• en temeli; çocukken yeterince sevilmemiş ve yahut ilgilenilmemiş olmaları - takdir edilmemeleri, çocuğun kendini yetersiz hissetmesi ve mükemmele zorlanması sonucu özgüveninin yerle bir edilmiş olmasıdır zannımca.

    ödipal çatışmasını başarılı bir şekilde atlatamamış bu bireyler sevgi nesnesi olan annesi tarafından yeterince sevilmemiş ya da taktir edilmemişlerdir. babanın da tutumu çocuğu yatıştırmaya, anlamaya ve açıklayıcı olmaya yakın değilse, kendi kendini ötekileştirmeye başlar ve tüm kişiliği de buna göre şekillenir.
    bağlanma sorunu yaşamaları ve ömürleri boyunca ''mükemmel kadını'' aramaları da bir tesadüf değildir. aşık olmaya en yakın hissettikleri anlarda bile incir çekirdeğini doldurmayacak kusurları büyütüp uzaklaşırlar.
    onlar için mükemmel kadın yoktur.
    bu sadece hayata devam edebilmeleri için uydurdukları bir mittir. asla ulaşamayacakları bir hayaldir fakat devam edebilmeleri, daha normal hissedebilmeleri için buna inandırırlar kendilerini.
    şöyle açıklayayım:
    işsizsiniz ve bir gün işe girip hayal ettiğiniz arabayı almak istiyorsunuz. günün birinde işe girdiniz ve kredi çekip arabayı almaya karar verdiniz. bankaya gidiyorsunuz ve birden vazgeçiyorsunuz. krediyi ödeyemezsem, ya işten çıkarsam diye endişeleniyorsunuz fakat arabayı almamış olmak sizi hiç rahatsız etmiyor.
    burada asıl olan arabayı almak değil, arabayı alabilecek duruma gelebileceğinizi kendinize ispat etmiş olmanız.
    faydacı yaklaşımları kadınları irite eder böyle adamların. canları istediklerinde ararlar, görüşürler. görüşme sürecinde gerçekten değer görüyormuş gibi hissederler fakat bu adamların yanlarından ayrılır ayrılmaz gerçeğin soğuk yüzü ile karşılaşırlar.

    cinsel yaşamları da çok normal değildir.
    sadist davranışlar gösterirler, boşalmayı geciktirmek için ellerinden geleni yaparlar. seks sırasında bile güçlü, kontrollü görünmek isterler.

    bazıları partneriyle sevişmek yerine mastürbasyon yapan ya da pornografi izleyen erkeklerin çoğunluğu, partnerinin kendinden uzaklaşacağını düşünüp gerçek arzularını saklayan ve porno yoluyla bu fantezilerini gerçekleştiren adamlardır. bu adamlar arzularını sapıkça buldukları için, yakın ilişki kuracakları partnerleriyle arzularını gerçekleştirmek yerine mastürbasyon ya da paralı ilişki yolunu tercih ederler.

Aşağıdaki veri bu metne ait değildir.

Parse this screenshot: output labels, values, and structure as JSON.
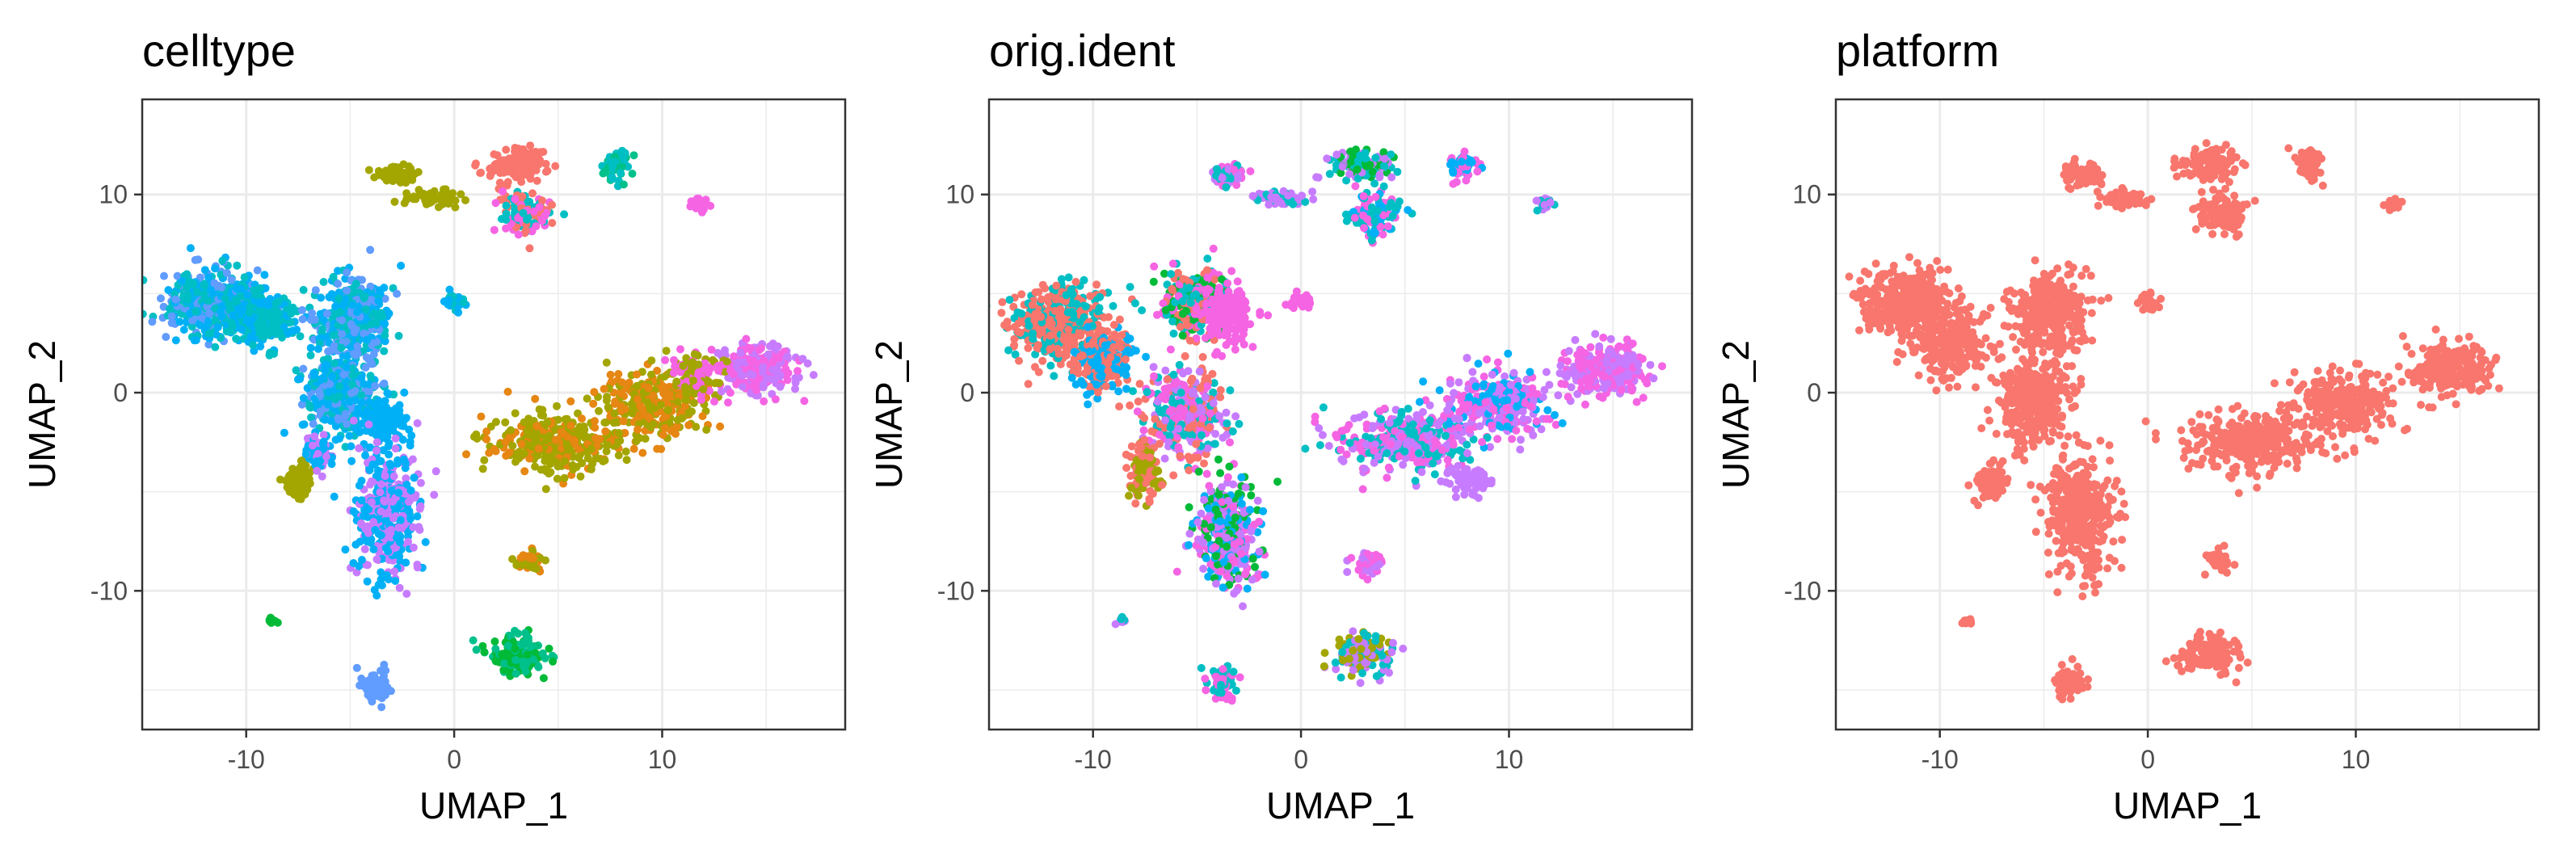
{
  "colors": {
    "grid": "#ebebeb",
    "panel_border": "#333333",
    "tick_text": "#4d4d4d"
  },
  "chart_data": [
    {
      "type": "scatter",
      "title": "celltype",
      "xlabel": "UMAP_1",
      "ylabel": "UMAP_2",
      "xlim": [
        -15,
        18.8
      ],
      "ylim": [
        -17,
        14.8
      ],
      "x_ticks": [
        -10,
        0,
        10
      ],
      "y_ticks": [
        -10,
        0,
        10
      ],
      "grid": true,
      "legend": "none",
      "clusters": [
        {
          "x": -11.5,
          "y": 4.5,
          "w": 2.4,
          "h": 1.6,
          "colors": [
            "#00b0f6",
            "#00bfc4",
            "#619cff"
          ],
          "n": 420
        },
        {
          "x": -9.5,
          "y": 3.8,
          "w": 1.8,
          "h": 1.4,
          "colors": [
            "#00b0f6",
            "#00bfc4"
          ],
          "n": 280
        },
        {
          "x": -4.8,
          "y": 4.0,
          "w": 1.8,
          "h": 2.0,
          "colors": [
            "#00b0f6",
            "#00bfc4",
            "#619cff"
          ],
          "n": 360
        },
        {
          "x": -5.5,
          "y": 0.0,
          "w": 1.8,
          "h": 2.2,
          "colors": [
            "#00b0f6",
            "#619cff",
            "#00bfc4"
          ],
          "n": 340
        },
        {
          "x": -3.5,
          "y": -1.5,
          "w": 1.2,
          "h": 1.2,
          "colors": [
            "#00b0f6"
          ],
          "n": 120
        },
        {
          "x": -3.2,
          "y": -6.0,
          "w": 1.6,
          "h": 3.2,
          "colors": [
            "#c77cff",
            "#00b0f6"
          ],
          "n": 420
        },
        {
          "x": -7.5,
          "y": -4.5,
          "w": 0.7,
          "h": 0.7,
          "colors": [
            "#a3a500"
          ],
          "n": 90
        },
        {
          "x": -6.5,
          "y": -3.0,
          "w": 0.6,
          "h": 1.0,
          "colors": [
            "#00b0f6",
            "#c77cff"
          ],
          "n": 80
        },
        {
          "x": -2.8,
          "y": 11.0,
          "w": 0.9,
          "h": 0.5,
          "colors": [
            "#a3a500"
          ],
          "n": 80
        },
        {
          "x": -1.0,
          "y": 9.8,
          "w": 1.2,
          "h": 0.4,
          "colors": [
            "#a3a500"
          ],
          "n": 60
        },
        {
          "x": 3.0,
          "y": 11.5,
          "w": 1.4,
          "h": 0.8,
          "colors": [
            "#f8766d"
          ],
          "n": 120
        },
        {
          "x": 3.5,
          "y": 9.0,
          "w": 1.2,
          "h": 1.0,
          "colors": [
            "#f564e3",
            "#f8766d",
            "#00bfc4"
          ],
          "n": 120
        },
        {
          "x": 7.8,
          "y": 11.5,
          "w": 0.6,
          "h": 0.8,
          "colors": [
            "#00bfc4",
            "#00c08b"
          ],
          "n": 70
        },
        {
          "x": 11.8,
          "y": 9.5,
          "w": 0.4,
          "h": 0.3,
          "colors": [
            "#f564e3"
          ],
          "n": 25
        },
        {
          "x": 0.0,
          "y": 4.6,
          "w": 0.5,
          "h": 0.4,
          "colors": [
            "#00b0f6",
            "#00bfc4"
          ],
          "n": 30
        },
        {
          "x": 5.0,
          "y": -2.5,
          "w": 3.2,
          "h": 1.5,
          "colors": [
            "#a3a500",
            "#e68613",
            "#a3a500"
          ],
          "n": 360
        },
        {
          "x": 9.5,
          "y": -0.5,
          "w": 2.5,
          "h": 1.6,
          "colors": [
            "#a3a500",
            "#e68613"
          ],
          "n": 280
        },
        {
          "x": 14.5,
          "y": 1.2,
          "w": 2.0,
          "h": 1.3,
          "colors": [
            "#f564e3",
            "#c77cff"
          ],
          "n": 260
        },
        {
          "x": 11.8,
          "y": 1.0,
          "w": 1.2,
          "h": 1.0,
          "colors": [
            "#f564e3",
            "#a3a500"
          ],
          "n": 100
        },
        {
          "x": 3.6,
          "y": -8.5,
          "w": 0.6,
          "h": 0.6,
          "colors": [
            "#e68613",
            "#a3a500"
          ],
          "n": 45
        },
        {
          "x": 3.0,
          "y": -13.2,
          "w": 1.5,
          "h": 1.0,
          "colors": [
            "#00ba38",
            "#00c08b"
          ],
          "n": 140
        },
        {
          "x": -3.8,
          "y": -14.7,
          "w": 0.7,
          "h": 0.8,
          "colors": [
            "#619cff"
          ],
          "n": 70
        },
        {
          "x": -8.7,
          "y": -11.5,
          "w": 0.3,
          "h": 0.2,
          "colors": [
            "#00ba38"
          ],
          "n": 12
        }
      ]
    },
    {
      "type": "scatter",
      "title": "orig.ident",
      "xlabel": "UMAP_1",
      "ylabel": "UMAP_2",
      "xlim": [
        -15,
        18.8
      ],
      "ylim": [
        -17,
        14.8
      ],
      "x_ticks": [
        -10,
        0,
        10
      ],
      "y_ticks": [
        -10,
        0,
        10
      ],
      "grid": true,
      "legend": "none",
      "clusters": [
        {
          "x": -11.5,
          "y": 3.5,
          "w": 2.4,
          "h": 2.0,
          "colors": [
            "#f8766d",
            "#f8766d",
            "#00bfc4"
          ],
          "n": 420
        },
        {
          "x": -9.5,
          "y": 1.5,
          "w": 1.5,
          "h": 1.5,
          "colors": [
            "#f8766d",
            "#00b0f6"
          ],
          "n": 220
        },
        {
          "x": -5.0,
          "y": 4.5,
          "w": 1.6,
          "h": 1.6,
          "colors": [
            "#f564e3",
            "#00bfc4",
            "#00ba38",
            "#f8766d"
          ],
          "n": 340
        },
        {
          "x": -3.5,
          "y": 4.0,
          "w": 1.2,
          "h": 1.4,
          "colors": [
            "#f564e3"
          ],
          "n": 160
        },
        {
          "x": -5.5,
          "y": -1.0,
          "w": 1.8,
          "h": 2.2,
          "colors": [
            "#f564e3",
            "#c77cff",
            "#f8766d",
            "#00bfc4"
          ],
          "n": 340
        },
        {
          "x": -3.5,
          "y": -7.0,
          "w": 1.5,
          "h": 2.6,
          "colors": [
            "#f564e3",
            "#c77cff",
            "#00b0f6",
            "#00ba38"
          ],
          "n": 360
        },
        {
          "x": -7.5,
          "y": -4.0,
          "w": 0.8,
          "h": 1.5,
          "colors": [
            "#f8766d",
            "#a3a500"
          ],
          "n": 110
        },
        {
          "x": -3.5,
          "y": 11.0,
          "w": 0.9,
          "h": 0.5,
          "colors": [
            "#00bfc4",
            "#c77cff",
            "#f564e3"
          ],
          "n": 80
        },
        {
          "x": -1.0,
          "y": 9.8,
          "w": 1.2,
          "h": 0.4,
          "colors": [
            "#c77cff",
            "#00bfc4"
          ],
          "n": 60
        },
        {
          "x": 3.0,
          "y": 11.5,
          "w": 1.4,
          "h": 0.8,
          "colors": [
            "#00bfc4",
            "#00ba38",
            "#c77cff"
          ],
          "n": 120
        },
        {
          "x": 3.5,
          "y": 9.0,
          "w": 1.2,
          "h": 1.0,
          "colors": [
            "#f564e3",
            "#00bfc4",
            "#00b0f6"
          ],
          "n": 120
        },
        {
          "x": 7.8,
          "y": 11.5,
          "w": 0.6,
          "h": 0.8,
          "colors": [
            "#00b0f6",
            "#f564e3"
          ],
          "n": 70
        },
        {
          "x": 11.8,
          "y": 9.5,
          "w": 0.4,
          "h": 0.3,
          "colors": [
            "#00bfc4",
            "#c77cff"
          ],
          "n": 25
        },
        {
          "x": 0.0,
          "y": 4.6,
          "w": 0.5,
          "h": 0.4,
          "colors": [
            "#f564e3"
          ],
          "n": 30
        },
        {
          "x": 5.0,
          "y": -2.5,
          "w": 3.2,
          "h": 1.5,
          "colors": [
            "#f564e3",
            "#c77cff",
            "#00bfc4"
          ],
          "n": 360
        },
        {
          "x": 9.5,
          "y": -0.5,
          "w": 2.5,
          "h": 1.6,
          "colors": [
            "#c77cff",
            "#f564e3",
            "#00b0f6"
          ],
          "n": 280
        },
        {
          "x": 14.5,
          "y": 1.2,
          "w": 2.0,
          "h": 1.3,
          "colors": [
            "#c77cff",
            "#f564e3"
          ],
          "n": 260
        },
        {
          "x": 8.0,
          "y": -4.5,
          "w": 1.0,
          "h": 0.7,
          "colors": [
            "#c77cff"
          ],
          "n": 60
        },
        {
          "x": 3.2,
          "y": -8.5,
          "w": 0.7,
          "h": 0.6,
          "colors": [
            "#f564e3",
            "#c77cff"
          ],
          "n": 45
        },
        {
          "x": 3.0,
          "y": -13.2,
          "w": 1.5,
          "h": 1.0,
          "colors": [
            "#c77cff",
            "#00bfc4",
            "#a3a500"
          ],
          "n": 140
        },
        {
          "x": -3.8,
          "y": -14.7,
          "w": 0.7,
          "h": 0.8,
          "colors": [
            "#f564e3",
            "#00bfc4"
          ],
          "n": 70
        },
        {
          "x": -8.7,
          "y": -11.5,
          "w": 0.3,
          "h": 0.2,
          "colors": [
            "#c77cff",
            "#00bfc4"
          ],
          "n": 12
        }
      ]
    },
    {
      "type": "scatter",
      "title": "platform",
      "xlabel": "UMAP_1",
      "ylabel": "UMAP_2",
      "xlim": [
        -15,
        18.8
      ],
      "ylim": [
        -17,
        14.8
      ],
      "x_ticks": [
        -10,
        0,
        10
      ],
      "y_ticks": [
        -10,
        0,
        10
      ],
      "grid": true,
      "legend": "none",
      "clusters": [
        {
          "x": -11.5,
          "y": 4.5,
          "w": 2.4,
          "h": 1.6,
          "colors": [
            "#f8766d"
          ],
          "n": 360
        },
        {
          "x": -9.5,
          "y": 2.5,
          "w": 1.8,
          "h": 1.6,
          "colors": [
            "#f8766d"
          ],
          "n": 240
        },
        {
          "x": -4.8,
          "y": 4.0,
          "w": 1.8,
          "h": 2.0,
          "colors": [
            "#f8766d"
          ],
          "n": 320
        },
        {
          "x": -5.5,
          "y": -0.5,
          "w": 1.8,
          "h": 2.2,
          "colors": [
            "#f8766d"
          ],
          "n": 320
        },
        {
          "x": -3.3,
          "y": -6.0,
          "w": 1.6,
          "h": 3.2,
          "colors": [
            "#f8766d"
          ],
          "n": 360
        },
        {
          "x": -7.5,
          "y": -4.5,
          "w": 0.8,
          "h": 1.0,
          "colors": [
            "#f8766d"
          ],
          "n": 90
        },
        {
          "x": -3.0,
          "y": 11.0,
          "w": 0.9,
          "h": 0.5,
          "colors": [
            "#f8766d"
          ],
          "n": 80
        },
        {
          "x": -1.0,
          "y": 9.8,
          "w": 1.2,
          "h": 0.4,
          "colors": [
            "#f8766d"
          ],
          "n": 60
        },
        {
          "x": 3.0,
          "y": 11.5,
          "w": 1.4,
          "h": 0.8,
          "colors": [
            "#f8766d"
          ],
          "n": 110
        },
        {
          "x": 3.5,
          "y": 9.0,
          "w": 1.2,
          "h": 1.0,
          "colors": [
            "#f8766d"
          ],
          "n": 110
        },
        {
          "x": 7.8,
          "y": 11.5,
          "w": 0.6,
          "h": 0.8,
          "colors": [
            "#f8766d"
          ],
          "n": 60
        },
        {
          "x": 11.8,
          "y": 9.5,
          "w": 0.4,
          "h": 0.3,
          "colors": [
            "#f8766d"
          ],
          "n": 25
        },
        {
          "x": 0.0,
          "y": 4.6,
          "w": 0.5,
          "h": 0.4,
          "colors": [
            "#f8766d"
          ],
          "n": 30
        },
        {
          "x": 5.0,
          "y": -2.5,
          "w": 3.2,
          "h": 1.5,
          "colors": [
            "#f8766d"
          ],
          "n": 320
        },
        {
          "x": 9.5,
          "y": -0.5,
          "w": 2.5,
          "h": 1.6,
          "colors": [
            "#f8766d"
          ],
          "n": 260
        },
        {
          "x": 14.5,
          "y": 1.2,
          "w": 2.0,
          "h": 1.3,
          "colors": [
            "#f8766d"
          ],
          "n": 240
        },
        {
          "x": 3.4,
          "y": -8.5,
          "w": 0.6,
          "h": 0.6,
          "colors": [
            "#f8766d"
          ],
          "n": 45
        },
        {
          "x": 3.0,
          "y": -13.2,
          "w": 1.5,
          "h": 1.0,
          "colors": [
            "#f8766d"
          ],
          "n": 130
        },
        {
          "x": -3.8,
          "y": -14.7,
          "w": 0.7,
          "h": 0.8,
          "colors": [
            "#f8766d"
          ],
          "n": 60
        },
        {
          "x": -8.7,
          "y": -11.5,
          "w": 0.3,
          "h": 0.2,
          "colors": [
            "#f8766d"
          ],
          "n": 12
        }
      ]
    }
  ]
}
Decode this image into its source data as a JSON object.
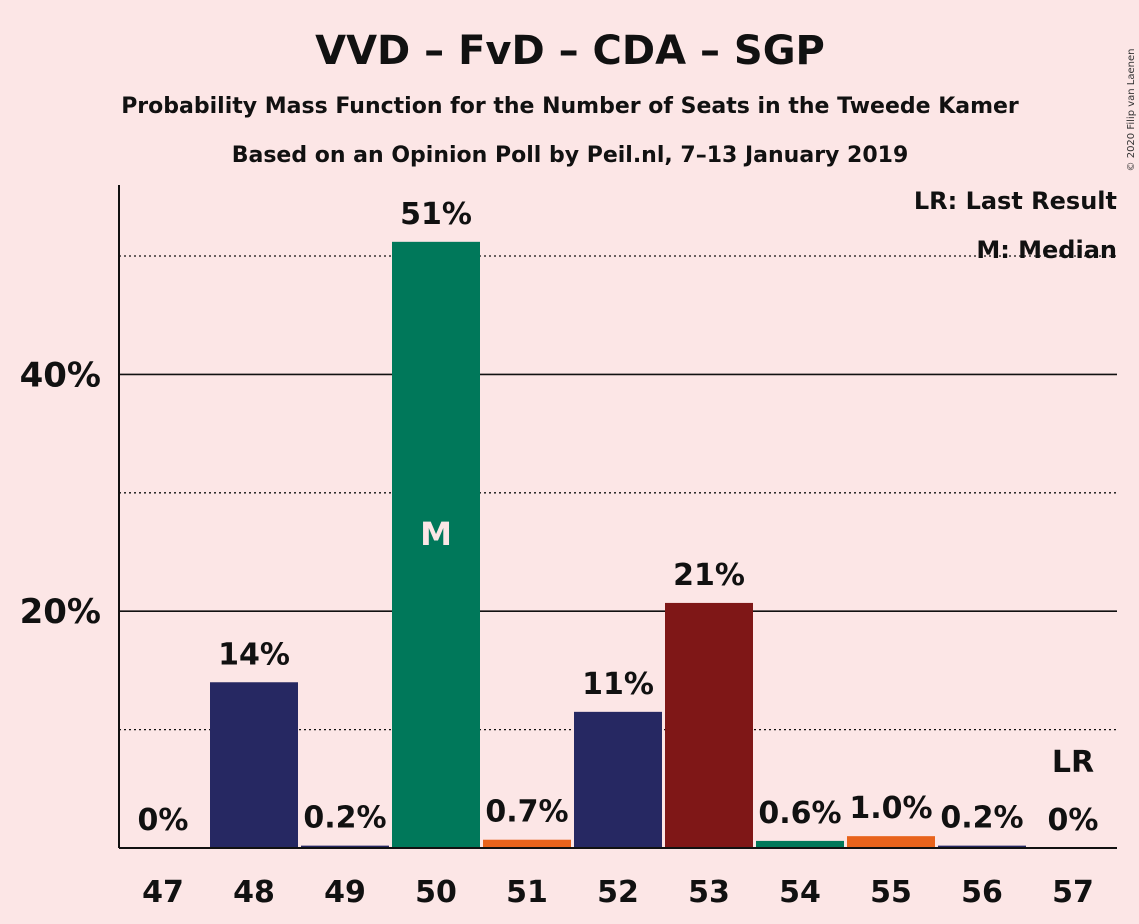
{
  "chart_data": {
    "type": "bar",
    "title": "VVD – FvD – CDA – SGP",
    "subtitle": "Probability Mass Function for the Number of Seats in the Tweede Kamer",
    "subtitle2": "Based on an Opinion Poll by Peil.nl, 7–13 January 2019",
    "copyright": "© 2020 Filip van Laenen",
    "legend": [
      "LR: Last Result",
      "M: Median"
    ],
    "legend_position": "top-right",
    "categories": [
      "47",
      "48",
      "49",
      "50",
      "51",
      "52",
      "53",
      "54",
      "55",
      "56",
      "57"
    ],
    "values": [
      0,
      14.0,
      0.2,
      51.2,
      0.7,
      11.5,
      20.7,
      0.6,
      1.0,
      0.2,
      0
    ],
    "labels": [
      "0%",
      "14%",
      "0.2%",
      "51%",
      "0.7%",
      "11%",
      "21%",
      "0.6%",
      "1.0%",
      "0.2%",
      "0%"
    ],
    "colors": [
      "#262862",
      "#262862",
      "#262862",
      "#00785a",
      "#e8631c",
      "#262862",
      "#7f1717",
      "#00785a",
      "#e8631c",
      "#262862",
      "#262862"
    ],
    "yticks": [
      "20%",
      "40%"
    ],
    "ytick_values": [
      20,
      40
    ],
    "minor_gridlines": [
      10,
      30,
      50
    ],
    "ylim": [
      0,
      56
    ],
    "median_index": 3,
    "median_label": "M",
    "last_result_index": 10,
    "last_result_label": "LR"
  }
}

    bazıları içinse durum tamamen farklıdır;
    bastırılmış eşcinsel arzularını kendinden de gizlemek için sık sevgili değiştiren, çapkın erkek kimliğine bürünürler. bu durum sürekli ilişki kurmasını engellediği gibi cinsel isteksizlik yaşamasına sebep olacaktır. partnerinden eski cinsel deneyimlerini anlatmasını isteyen, partnerini başka erkeklerle birlikte olmaya zorlayan erkeklerin tutumu da bu yüzdendir. yine lezbiyen ilişki seyretmeyi seven adamlarda da tek kadının yetmemesi ve bir ''süper uyarıcı'' arayışı içinde olmaları bir tesadüf değildir. lezbiyenliğin eşcinselliği normalleştirmeye yardımcı olması da cabası.

    buraya bir not iliştireyim: fantazilerin sapkınlık diye adlandırılmasına karşıyım. herkesin cinsel eğilimine ya da hayallerine kimse karışamaz.
    (bkz: herkesin şeyine kimse karışamaz)

    sözlük kadınlarına atfen;
    psikoloji bölümünde yan dal yaptığım için sözlük hanımlarının çoğunun yakındığı ''dengesiz adam'' profiline açıklık getirerek yardımcı olmak istedim. bilmeniz gereken en önemli şey; bu süreksizlikte hiçliği görmeniz gerektiği.
    yoruluyor, yıpranıyor, acı çekiyorsunuz.
    onun yaralarını iyileştirmek için kendinizde onarılması imkansız yaralar açıyorsunuz.
    onun çaresizliğine ortak olmak istiyor ve ömrünüzün geri kalanını çoğu zaman yalnız geçirmeyi kabul ediyorsanız devam edin.
    aksi taktirde hiç düşünmeden gidin.
    böyle bir adamla, ancak siz doğurmuşcasına, evladınız gibi seviyorsanız yaşamınızı sürdürebilirsiniz. koşulsuz, şartsız ve beklentisiz bir aşk olmalı.
    buna değer mi derseniz; gerçek aşksa değer!
    çünkü onlar gerçekten küçük oğlan çocukları...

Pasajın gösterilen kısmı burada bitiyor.